Proponents say it will save money. Other bills that passed muster affect nursing home staffing and Medicaid.


© St. Petersburg Times, published May 6, 2001

Proponents say it will save money. Other bills that passed muster affect nursing home staffing and Medicaid.

TALLAHASSEE -- Cheaper drugs, more nursing home staff and plugging a $1-billion shortfall in Medicaid topped lawmakers' health care priorities for 2001.

Months of intense and expensive lobbying added four drugs to those for which pharmacists can automatically substitute generic equivalents. Doctors still can write "medically necessary" on the prescription to require the brand-name drug.

The list of affected drugs includes the popular brand-name blood thinner Coumadin.

Proponents of the bill say it will save money for thousands of Floridians, many of them elderly and on fixed incomes. But opponents said Coumadin in particular is very "dose-sensitive" and automatically switching to a generic drug could harm patients.

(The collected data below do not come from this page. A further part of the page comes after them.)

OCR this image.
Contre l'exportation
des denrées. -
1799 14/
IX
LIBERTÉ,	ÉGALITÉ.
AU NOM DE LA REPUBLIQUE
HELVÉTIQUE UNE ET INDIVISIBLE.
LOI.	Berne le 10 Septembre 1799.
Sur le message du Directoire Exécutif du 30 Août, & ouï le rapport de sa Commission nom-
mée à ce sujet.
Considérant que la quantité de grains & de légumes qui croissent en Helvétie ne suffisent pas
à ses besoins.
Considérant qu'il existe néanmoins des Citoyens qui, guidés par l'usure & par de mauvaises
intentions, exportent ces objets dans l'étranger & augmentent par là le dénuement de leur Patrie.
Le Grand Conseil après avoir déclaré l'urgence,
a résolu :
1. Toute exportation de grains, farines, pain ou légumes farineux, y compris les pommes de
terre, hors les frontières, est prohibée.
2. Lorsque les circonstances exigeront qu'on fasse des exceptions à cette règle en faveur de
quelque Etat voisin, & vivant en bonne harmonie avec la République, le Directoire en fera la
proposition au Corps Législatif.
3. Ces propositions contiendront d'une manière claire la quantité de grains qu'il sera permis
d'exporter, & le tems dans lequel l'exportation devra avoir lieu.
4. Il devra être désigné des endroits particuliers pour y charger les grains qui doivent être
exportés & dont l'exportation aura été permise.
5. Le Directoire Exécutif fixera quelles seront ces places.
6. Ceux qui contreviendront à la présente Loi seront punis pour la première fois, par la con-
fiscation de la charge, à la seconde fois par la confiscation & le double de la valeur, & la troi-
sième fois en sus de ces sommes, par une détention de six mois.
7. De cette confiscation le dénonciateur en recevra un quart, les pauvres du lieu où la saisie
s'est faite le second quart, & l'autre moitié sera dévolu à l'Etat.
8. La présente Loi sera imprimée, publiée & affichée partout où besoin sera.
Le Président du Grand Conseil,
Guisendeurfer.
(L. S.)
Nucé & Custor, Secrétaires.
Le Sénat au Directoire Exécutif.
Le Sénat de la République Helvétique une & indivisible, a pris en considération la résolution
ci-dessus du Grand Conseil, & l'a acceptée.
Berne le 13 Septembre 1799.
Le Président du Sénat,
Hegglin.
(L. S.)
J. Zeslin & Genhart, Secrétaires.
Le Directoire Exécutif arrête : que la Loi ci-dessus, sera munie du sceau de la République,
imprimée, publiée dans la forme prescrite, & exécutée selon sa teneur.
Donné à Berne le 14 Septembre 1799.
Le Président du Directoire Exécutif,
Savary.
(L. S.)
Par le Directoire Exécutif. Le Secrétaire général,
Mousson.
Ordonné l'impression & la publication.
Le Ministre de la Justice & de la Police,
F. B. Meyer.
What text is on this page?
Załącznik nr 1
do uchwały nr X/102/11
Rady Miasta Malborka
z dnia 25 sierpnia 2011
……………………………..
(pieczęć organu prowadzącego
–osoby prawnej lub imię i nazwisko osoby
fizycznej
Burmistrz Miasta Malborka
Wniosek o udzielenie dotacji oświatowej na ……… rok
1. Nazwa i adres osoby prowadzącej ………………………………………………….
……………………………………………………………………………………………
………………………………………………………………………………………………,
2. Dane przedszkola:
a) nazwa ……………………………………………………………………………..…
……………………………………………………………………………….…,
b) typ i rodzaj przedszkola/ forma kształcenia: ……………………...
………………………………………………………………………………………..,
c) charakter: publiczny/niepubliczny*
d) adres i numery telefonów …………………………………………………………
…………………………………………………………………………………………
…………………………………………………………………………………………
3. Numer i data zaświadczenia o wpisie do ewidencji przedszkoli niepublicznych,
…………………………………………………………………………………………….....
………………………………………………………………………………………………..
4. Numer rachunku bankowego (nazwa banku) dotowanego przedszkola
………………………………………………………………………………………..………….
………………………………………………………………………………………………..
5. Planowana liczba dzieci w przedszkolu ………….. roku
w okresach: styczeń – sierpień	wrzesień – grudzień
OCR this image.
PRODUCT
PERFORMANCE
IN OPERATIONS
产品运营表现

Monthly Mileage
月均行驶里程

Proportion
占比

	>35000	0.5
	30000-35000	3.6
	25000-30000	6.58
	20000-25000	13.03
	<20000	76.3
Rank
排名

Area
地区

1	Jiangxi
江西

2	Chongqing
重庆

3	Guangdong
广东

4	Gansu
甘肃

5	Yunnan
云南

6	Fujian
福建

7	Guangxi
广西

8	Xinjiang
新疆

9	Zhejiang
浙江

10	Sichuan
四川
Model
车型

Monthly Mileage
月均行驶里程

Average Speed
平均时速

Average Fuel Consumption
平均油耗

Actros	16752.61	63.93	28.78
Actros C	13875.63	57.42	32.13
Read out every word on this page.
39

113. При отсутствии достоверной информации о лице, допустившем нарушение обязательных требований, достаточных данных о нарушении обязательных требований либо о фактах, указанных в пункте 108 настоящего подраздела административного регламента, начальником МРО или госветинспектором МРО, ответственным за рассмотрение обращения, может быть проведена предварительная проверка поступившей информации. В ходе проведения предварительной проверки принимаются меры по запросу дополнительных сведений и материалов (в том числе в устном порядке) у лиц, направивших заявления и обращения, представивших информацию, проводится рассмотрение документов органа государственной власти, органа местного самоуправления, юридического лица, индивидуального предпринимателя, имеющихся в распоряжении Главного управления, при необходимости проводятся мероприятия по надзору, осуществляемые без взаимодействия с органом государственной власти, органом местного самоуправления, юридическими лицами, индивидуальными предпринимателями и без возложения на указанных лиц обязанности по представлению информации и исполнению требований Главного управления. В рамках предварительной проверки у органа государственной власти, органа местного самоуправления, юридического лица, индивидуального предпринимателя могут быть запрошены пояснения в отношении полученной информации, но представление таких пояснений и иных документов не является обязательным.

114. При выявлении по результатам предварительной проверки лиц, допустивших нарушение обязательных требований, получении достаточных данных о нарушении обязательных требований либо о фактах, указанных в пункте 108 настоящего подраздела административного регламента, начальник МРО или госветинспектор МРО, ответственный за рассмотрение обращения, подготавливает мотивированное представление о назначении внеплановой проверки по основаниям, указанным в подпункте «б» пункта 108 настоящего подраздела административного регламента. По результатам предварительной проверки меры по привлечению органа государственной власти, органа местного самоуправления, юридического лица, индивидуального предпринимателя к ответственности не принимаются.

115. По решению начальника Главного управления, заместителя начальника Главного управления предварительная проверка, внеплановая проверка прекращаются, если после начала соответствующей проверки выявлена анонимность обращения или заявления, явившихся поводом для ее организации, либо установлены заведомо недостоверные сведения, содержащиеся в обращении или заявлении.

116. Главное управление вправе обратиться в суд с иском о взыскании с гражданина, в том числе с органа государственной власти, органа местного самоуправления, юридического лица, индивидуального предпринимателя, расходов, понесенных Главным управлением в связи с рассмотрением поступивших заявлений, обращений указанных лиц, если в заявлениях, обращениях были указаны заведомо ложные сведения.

"It is disappointing that the (Legislature) has not listened to the experts on this issue," said Byron Thames, chairman of the Florida Coalition for Patient Safety, a group backed by brand-name drugmaker DuPont that was fighting the bill. Thames said his organization plans to appeal to Gov. Jeb Bush to veto the bill. After the bill passed the Senate on Wednesday, a Bush spokeswoman said the governor has not taken a position on the issue.

Lawmakers also dramatically increased staffing requirements for the state's nursing homes and limited the lawsuit judgments that can be awarded against them. Nursing home operators complain that lawsuits are driving up their insurance premiums, while trial attorneys say they wouldn't sue if the homes delivered quality care.

This year was the third in a row that lawmakers tried to pass a bill, and it was one of Bush's declared priorities.

"The governor did an incredible amount of lobbying," said Lt. Gov. Frank Brogan after the House adjourned late Friday night. The combination of higher staffing levels and lawsuit limits could have a noticeable effect on the insurance market in as little as six months, Brogan predicted.

"Will this bring them back? The answer is yes." The nursing home bill passed well after lawmakers solved another headache that crept up on them this year: a nearly $1-billion shortfall in the state Medicaid budget. Signing up poor kids for state health insurance and underestimating how many people would need the programs led to the shortfall.

Lawmakers shaved several hundred million dollars from Medicaid expenses, making some cuts to programs, to plug the hole.

But a bill to reopen the state's high-risk insurance pool for very sick people failed to pass.